In the kitchen, standing uneasily with his back to the outside door, cloth cap in hand, she found her father, and rushed to him. The cook at the table continued smoking her cigarette and reading the newspaper, seeing no evident reason to leave them undisturbed together.
“Ullo, moi precious. If on’y y’r mother c’d see yew naow,” he said in admiration after they embraced. He spoke in broad Suffolk dialect, and was wearing stout, hob-nailed boots, with his wiry legs in workmen’s trousers tied with straps below the knees and attached to workmanlike bicycle clips. He had cycled twenty miles in the dark to bring his daughter a gift in a heavy burlap sack.
“Oi brought yew some taters an’ vegibles an’ whatnot from moi own ‘lotment. P’r’aps your cook c’n use ‘em? “ The cook nodded, and went back to her paper.
“Yew’re arl roight ‘s long as yew’ve got y’r health an’ stren’th. Yew look arter yerself, gal.”
“I will, Dad.”
“Are yew happy, gal?”
“Yes, Dad, I am.”
“Then Oi c’n doy happy.”
“Don’t talk like that” she said, brushing away a tear. “You have years to go yet. “
“Oi’m gettin’ on, but if’n the good Lord wills it, it’ll be toime to go. Trust in Him, gal.”
“I will, Dad. Promise.” Soon thereafter, he was homeward bound on his beloved old Alldays tradesman’s bicycle, bought second-hand from a tobacconist decades before, carefully maintained and still resplendent in its shiny black enamel. He left reassured by his daughter’s appearance and impressed by her new status in the world as an employee of a store that catered to the ‘best’ people, to ‘gentlefolk’.

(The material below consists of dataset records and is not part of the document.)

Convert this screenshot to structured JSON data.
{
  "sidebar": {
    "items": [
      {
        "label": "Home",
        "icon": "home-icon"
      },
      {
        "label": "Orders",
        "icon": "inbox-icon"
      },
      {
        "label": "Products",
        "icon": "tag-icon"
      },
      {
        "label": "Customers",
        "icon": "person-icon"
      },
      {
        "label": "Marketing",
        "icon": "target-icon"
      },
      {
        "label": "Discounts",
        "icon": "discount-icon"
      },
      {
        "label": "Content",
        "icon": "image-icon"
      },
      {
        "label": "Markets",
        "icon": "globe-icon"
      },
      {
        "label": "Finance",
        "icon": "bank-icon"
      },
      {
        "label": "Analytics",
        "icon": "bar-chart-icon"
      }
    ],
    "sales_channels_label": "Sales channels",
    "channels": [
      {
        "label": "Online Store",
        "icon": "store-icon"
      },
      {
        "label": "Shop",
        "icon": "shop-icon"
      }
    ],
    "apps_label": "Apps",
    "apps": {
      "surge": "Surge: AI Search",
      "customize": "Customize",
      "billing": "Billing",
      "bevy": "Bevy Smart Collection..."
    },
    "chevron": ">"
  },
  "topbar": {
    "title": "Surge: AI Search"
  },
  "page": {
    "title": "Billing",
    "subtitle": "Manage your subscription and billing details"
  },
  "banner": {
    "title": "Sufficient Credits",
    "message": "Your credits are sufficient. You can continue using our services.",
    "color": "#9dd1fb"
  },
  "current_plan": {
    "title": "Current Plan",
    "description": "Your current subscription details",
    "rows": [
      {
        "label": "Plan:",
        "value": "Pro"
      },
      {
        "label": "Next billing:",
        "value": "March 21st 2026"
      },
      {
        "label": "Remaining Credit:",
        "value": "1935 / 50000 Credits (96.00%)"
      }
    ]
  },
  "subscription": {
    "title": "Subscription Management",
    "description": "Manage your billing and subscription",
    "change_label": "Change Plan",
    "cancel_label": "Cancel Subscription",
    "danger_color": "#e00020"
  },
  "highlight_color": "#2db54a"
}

That status of Gracie’s was the subject of a conversation between Arthur Blake and his mother, with whom he shared a small terraced home on the outskirts of Lowestoft. Arthur had by now met Gracie several times at Anstruther’s, not enough to excite more than a mild curiosity, but their walks together across the common and along the beach, had their workmates known of these, would have been worthy of idle gossip. On the first of these walks, on a day that promised an early spring, she had told him at the beach that she had “a young man” she was very fond of, whom she had known since their schooldays. He was working in London, and wanted to ‘join up’ in order to become a pilot in the Royal Air Force, now that what the American press had derisively referred to as the “phony war” threatened to come to an end, and Hitler was poised to strike further into western Europe. The free peoples of Belgium, the Netherlands, and France were in his way. The disclosure of the existence of a sweetheart, and his own growing realization that Lowestoft, a Navy port, was vulnerable to Nazi aggression, appeared not to deter Arthur in his quest for Gracie at all. He had in his character what Gracie had come to recognize as a naive parochialism that he shared with so many of his fellow-citizens, a complacent satisfaction with himself and his place in the world, despite the louring storm-clouds of war. This deficiency, Gracie saw intuitively, was due to a dispiriting lack of imagination. To be fair to Arthur, he was probably aware of Gracie’s own shortcomings, too. She was young, pretty, moody, and impressionable, and the sight of her ‘young man’ in uniform had turned the head of many a young girl before her. She might grow out of her adolescent fantasizing, he reasoned. The boy might even—but he quickly dismissed the idea as unworthy—be killed in a flying accident. He thought of his own attractiveness to her: a young man barely ten years older than she was, a house he would inherit, a good job and a pension, and every expectation of further promotion. Yet his mother did not approve of her.